Meer dan de helft van de stringers [freelance reporter of fotograaf] die Al Jazeera in Syrië gebruikte, werd getraind in een gezamenlijk overheidsprogramma van de VS en het VK, Basma genaamd, dat honderden Syrische activisten van de oppositiemedia voortbracht.

PR-bedrijven van de westerse overheid hadden niet alleen invloed op de manier waarop de media over Syrië berichtten, maar zoals uit de gelekte documenten blijkt, produceerden ze hun eigen propagandistische pseudonieuws voor uitzending op grote tv-netwerken in het Midden-Oosten, waaronder BBC Arabic, Al Jazeera, Al Arabiya, en Orient TV.

Deze door het VK gefinancierde bedrijven fungeerden als fulltime PR-publicist voor de door extremisten gedomineerde Syrische gewapende oppositie. Een zo'n contractant; InCoStrat genaamd, zei dat het in voortdurend contact stond met een netwerk van meer dan 1.600 internationale journalisten en 'influencers', en gebruikte deze om pro-oppositie discussiepunten onder de aandacht te brengen.

Een andere westerse overheidscontractant, ARK, ontwikkelde een strategie om de salafi-jihadistische gewapende oppositie van Syrië te 'herverpakken' door 'het imago te verzachten'. ARK pochte dat het oppositiepropaganda leverde die “bijna elke dag werd uitgezonden op” grote Arabisch-talige tv-netwerken.

Vrijwel elk groot westers mediabedrijf werd beïnvloed door de door de Britse overheid gefinancierde desinformatiecampagne die werd blootgelegd in de schat aan gelekte documenten, van de New York Times tot de Washington Post, CNN tot The Guardian, de BBC tot Buzzfeed.

De documenten bevestigen berichtgeving door journalisten, waaronder Max Blumenthal van The Grayzone, over de rol van ARK, de voor de Amerikaanse en Britse overheid werkende contractant bij het populair maken van de Witte Helmen in westerse media.
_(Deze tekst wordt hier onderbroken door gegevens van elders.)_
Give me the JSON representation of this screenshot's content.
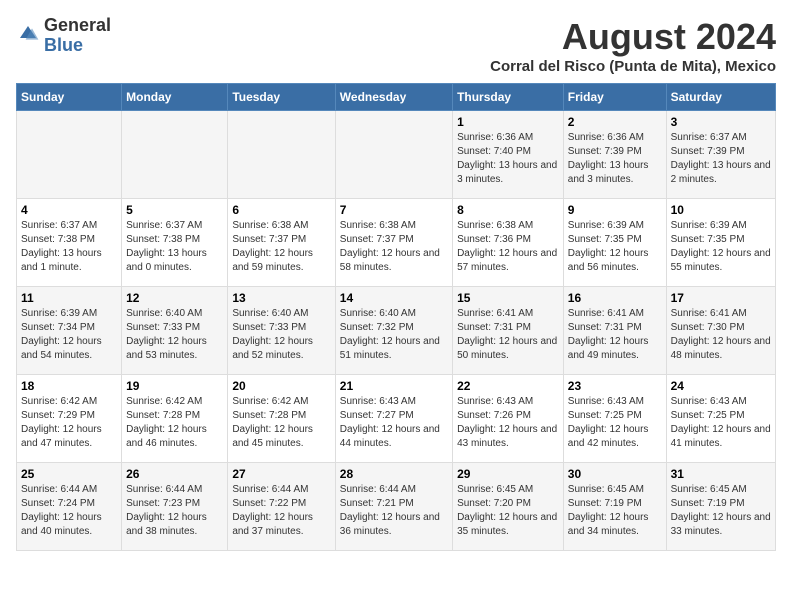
{
  "logo": {
    "general": "General",
    "blue": "Blue"
  },
  "title": "August 2024",
  "subtitle": "Corral del Risco (Punta de Mita), Mexico",
  "days_of_week": [
    "Sunday",
    "Monday",
    "Tuesday",
    "Wednesday",
    "Thursday",
    "Friday",
    "Saturday"
  ],
  "weeks": [
    [
      {
        "day": "",
        "info": ""
      },
      {
        "day": "",
        "info": ""
      },
      {
        "day": "",
        "info": ""
      },
      {
        "day": "",
        "info": ""
      },
      {
        "day": "1",
        "info": "Sunrise: 6:36 AM\nSunset: 7:40 PM\nDaylight: 13 hours and 3 minutes."
      },
      {
        "day": "2",
        "info": "Sunrise: 6:36 AM\nSunset: 7:39 PM\nDaylight: 13 hours and 3 minutes."
      },
      {
        "day": "3",
        "info": "Sunrise: 6:37 AM\nSunset: 7:39 PM\nDaylight: 13 hours and 2 minutes."
      }
    ],
    [
      {
        "day": "4",
        "info": "Sunrise: 6:37 AM\nSunset: 7:38 PM\nDaylight: 13 hours and 1 minute."
      },
      {
        "day": "5",
        "info": "Sunrise: 6:37 AM\nSunset: 7:38 PM\nDaylight: 13 hours and 0 minutes."
      },
      {
        "day": "6",
        "info": "Sunrise: 6:38 AM\nSunset: 7:37 PM\nDaylight: 12 hours and 59 minutes."
      },
      {
        "day": "7",
        "info": "Sunrise: 6:38 AM\nSunset: 7:37 PM\nDaylight: 12 hours and 58 minutes."
      },
      {
        "day": "8",
        "info": "Sunrise: 6:38 AM\nSunset: 7:36 PM\nDaylight: 12 hours and 57 minutes."
      },
      {
        "day": "9",
        "info": "Sunrise: 6:39 AM\nSunset: 7:35 PM\nDaylight: 12 hours and 56 minutes."
      },
      {
        "day": "10",
        "info": "Sunrise: 6:39 AM\nSunset: 7:35 PM\nDaylight: 12 hours and 55 minutes."
      }
    ],
    [
      {
        "day": "11",
        "info": "Sunrise: 6:39 AM\nSunset: 7:34 PM\nDaylight: 12 hours and 54 minutes."
      },
      {
        "day": "12",
        "info": "Sunrise: 6:40 AM\nSunset: 7:33 PM\nDaylight: 12 hours and 53 minutes."
      },
      {
        "day": "13",
        "info": "Sunrise: 6:40 AM\nSunset: 7:33 PM\nDaylight: 12 hours and 52 minutes."
      },
      {
        "day": "14",
        "info": "Sunrise: 6:40 AM\nSunset: 7:32 PM\nDaylight: 12 hours and 51 minutes."
      },
      {
        "day": "15",
        "info": "Sunrise: 6:41 AM\nSunset: 7:31 PM\nDaylight: 12 hours and 50 minutes."
      },
      {
        "day": "16",
        "info": "Sunrise: 6:41 AM\nSunset: 7:31 PM\nDaylight: 12 hours and 49 minutes."
      },
      {
        "day": "17",
        "info": "Sunrise: 6:41 AM\nSunset: 7:30 PM\nDaylight: 12 hours and 48 minutes."
      }
    ],
    [
      {
        "day": "18",
        "info": "Sunrise: 6:42 AM\nSunset: 7:29 PM\nDaylight: 12 hours and 47 minutes."
      },
      {
        "day": "19",
        "info": "Sunrise: 6:42 AM\nSunset: 7:28 PM\nDaylight: 12 hours and 46 minutes."
      },
      {
        "day": "20",
        "info": "Sunrise: 6:42 AM\nSunset: 7:28 PM\nDaylight: 12 hours and 45 minutes."
      },
      {
        "day": "21",
        "info": "Sunrise: 6:43 AM\nSunset: 7:27 PM\nDaylight: 12 hours and 44 minutes."
      },
      {
        "day": "22",
        "info": "Sunrise: 6:43 AM\nSunset: 7:26 PM\nDaylight: 12 hours and 43 minutes."
      },
      {
        "day": "23",
        "info": "Sunrise: 6:43 AM\nSunset: 7:25 PM\nDaylight: 12 hours and 42 minutes."
      },
      {
        "day": "24",
        "info": "Sunrise: 6:43 AM\nSunset: 7:25 PM\nDaylight: 12 hours and 41 minutes."
      }
    ],
    [
      {
        "day": "25",
        "info": "Sunrise: 6:44 AM\nSunset: 7:24 PM\nDaylight: 12 hours and 40 minutes."
      },
      {
        "day": "26",
        "info": "Sunrise: 6:44 AM\nSunset: 7:23 PM\nDaylight: 12 hours and 38 minutes."
      },
      {
        "day": "27",
        "info": "Sunrise: 6:44 AM\nSunset: 7:22 PM\nDaylight: 12 hours and 37 minutes."
      },
      {
        "day": "28",
        "info": "Sunrise: 6:44 AM\nSunset: 7:21 PM\nDaylight: 12 hours and 36 minutes."
      },
      {
        "day": "29",
        "info": "Sunrise: 6:45 AM\nSunset: 7:20 PM\nDaylight: 12 hours and 35 minutes."
      },
      {
        "day": "30",
        "info": "Sunrise: 6:45 AM\nSunset: 7:19 PM\nDaylight: 12 hours and 34 minutes."
      },
      {
        "day": "31",
        "info": "Sunrise: 6:45 AM\nSunset: 7:19 PM\nDaylight: 12 hours and 33 minutes."
      }
    ]
  ],
  "colors": {
    "header_bg": "#3a6ea5",
    "header_text": "#ffffff",
    "row_odd_bg": "#f5f5f5",
    "row_even_bg": "#ffffff"
  }
}
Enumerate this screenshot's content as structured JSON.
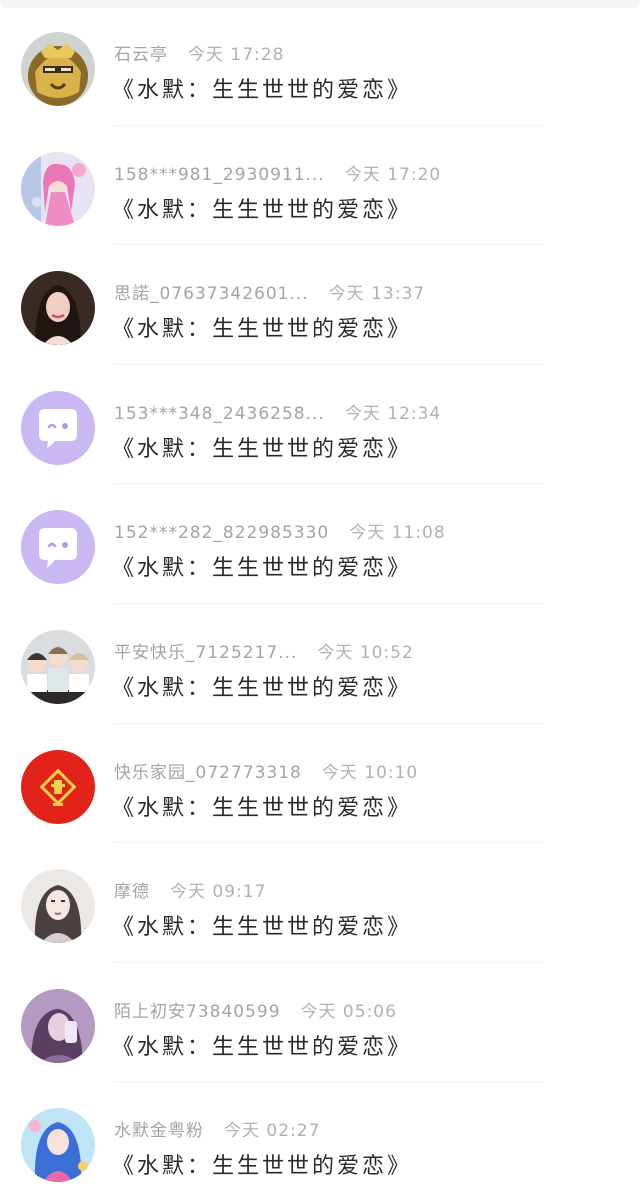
{
  "messages": [
    {
      "name": "石云亭",
      "time": "今天 17:28",
      "text": "《水默：生生世世的爱恋》",
      "avatar": "golden-mask-avatar"
    },
    {
      "name": "158***981_2930911...",
      "time": "今天 17:20",
      "text": "《水默：生生世世的爱恋》",
      "avatar": "pink-anime-girl-avatar"
    },
    {
      "name": "思諾_07637342601...",
      "time": "今天 13:37",
      "text": "《水默：生生世世的爱恋》",
      "avatar": "photo-girl-avatar"
    },
    {
      "name": "153***348_2436258...",
      "time": "今天 12:34",
      "text": "《水默：生生世世的爱恋》",
      "avatar": "default-chat-bubble-avatar"
    },
    {
      "name": "152***282_822985330",
      "time": "今天 11:08",
      "text": "《水默：生生世世的爱恋》",
      "avatar": "default-chat-bubble-avatar"
    },
    {
      "name": "平安快乐_7125217...",
      "time": "今天 10:52",
      "text": "《水默：生生世世的爱恋》",
      "avatar": "anime-group-avatar"
    },
    {
      "name": "快乐家园_072773318",
      "time": "今天 10:10",
      "text": "《水默：生生世世的爱恋》",
      "avatar": "red-fu-avatar"
    },
    {
      "name": "摩德",
      "time": "今天 09:17",
      "text": "《水默：生生世世的爱恋》",
      "avatar": "sketch-girl-avatar"
    },
    {
      "name": "陌上初安73840599",
      "time": "今天 05:06",
      "text": "《水默：生生世世的爱恋》",
      "avatar": "purple-girl-avatar"
    },
    {
      "name": "水默金粤粉",
      "time": "今天 02:27",
      "text": "《水默：生生世世的爱恋》",
      "avatar": "blue-anime-girl-avatar"
    }
  ],
  "colors": {
    "default_avatar_bg": "#c9b8f2",
    "fu_red": "#e2231a"
  }
}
ARK beheerde de sociale media-accounts van de Witte Helmen en hielp de door het Westen gefinancierde groep om te vormen tot een belangrijk propagandawapen van de Syrische oppositie.

De gelekte documenten bestaan voornamelijk uit materiaal dat tot stand kwam onder auspiciën van het Britse 'Foreign and Commonwealth Office' (FCO). Alle firma's die in de dossiers worden genoemd, waren gecontracteerd door de Britse regering, maar velen namen ook deel aan 'multi-donor-projecten' die werden gefinancierd door de regeringen van de Verenigde Staten en andere West-Europese landen.

Naast het aantonen van de rol die deze westerse undercover inlichtingdienst-contractanten speelden bij het vormgeven van de berichten in de media, werpen de documenten ook licht op het Britse overheidsprogramma om rebellengroepen in Syrië op te leiden en te bewapenen.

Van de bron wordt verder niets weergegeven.